Kekecewaan yang Mendalam
Burung Garuda dalam karya Rokhyat bukan sekadar lambang negara, melainkan simbol keperkasaan dan kegagahan.
"Garuda merupakan lambang keperkasaan, dengan memakai simbol Garuda, orang menjadi lebih percaya diri," katanya.
Namun, burung garuda dalam gambar ini juga memakai peci pejuang dan meneteskan air mata, menunjukkan rasa kecewa para pejuang terhadap situasi bangsa saat ini.
"Itu adalah simbol dari para pejuang yang melihat kondisi saat ini, mungkin ada tindakan yang kurang tepat dari visi dan misi para pejuang masa lalu," lanjut Rokhyat, menggambarkan kekhawatiran yang terdapat dalam hatinya.
Dengan karya-karyanya, ia berupaya membangkitkan kesadaran sosial dan mengajak masyarakat untuk merenung serta memahami makna dari setiap simbol yang ia sajikan.
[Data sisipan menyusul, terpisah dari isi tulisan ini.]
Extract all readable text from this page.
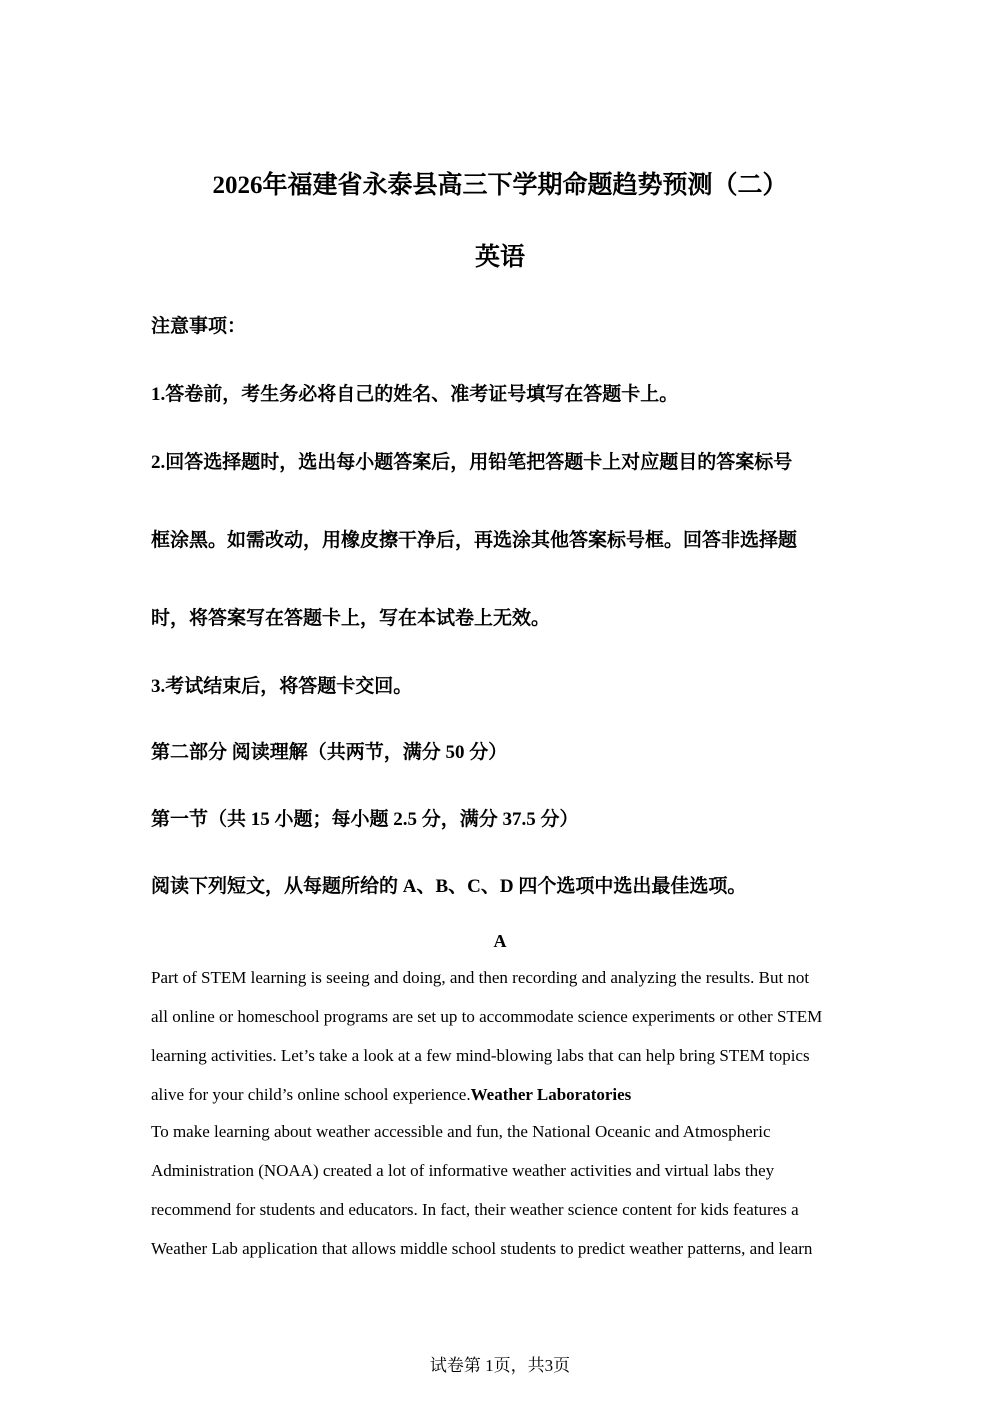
2026年福建省永泰县高三下学期命题趋势预测（二）
英语
注意事项：
1.答卷前，考生务必将自己的姓名、准考证号填写在答题卡上。
2.回答选择题时，选出每小题答案后，用铅笔把答题卡上对应题目的答案标号
框涂黑。如需改动，用橡皮擦干净后，再选涂其他答案标号框。回答非选择题
时，将答案写在答题卡上，写在本试卷上无效。
3.考试结束后，将答题卡交回。
第二部分 阅读理解（共两节，满分 50 分）
第一节（共 15 小题；每小题 2.5 分，满分 37.5 分）
阅读下列短文，从每题所给的 A、B、C、D 四个选项中选出最佳选项。
A
Part of STEM learning is seeing and doing, and then recording and analyzing the results. But not
all online or homeschool programs are set up to accommodate science experiments or other STEM
learning activities. Let’s take a look at a few mind-blowing labs that can help bring STEM topics
alive for your child’s online school experience.Weather Laboratories
To make learning about weather accessible and fun, the National Oceanic and Atmospheric
Administration (NOAA) created a lot of informative weather activities and virtual labs they
recommend for students and educators. In fact, their weather science content for kids features a
Weather Lab application that allows middle school students to predict weather patterns, and learn
试卷第 1页，共3页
Di setiap karyanya, Rokhyat tidak hanya memperlihatkan keindahan estetika, tetapi juga menyampaikan makna mendalam mengenai kehidupan serta prinsip-prinsip yang seharusnya kita junjung.
Karya-karyanya menjadi pengingat akan perubahan sosial yang terus berlangsung, serta tantangan yang harus dihadapi oleh setiap orang dalam masyarakat.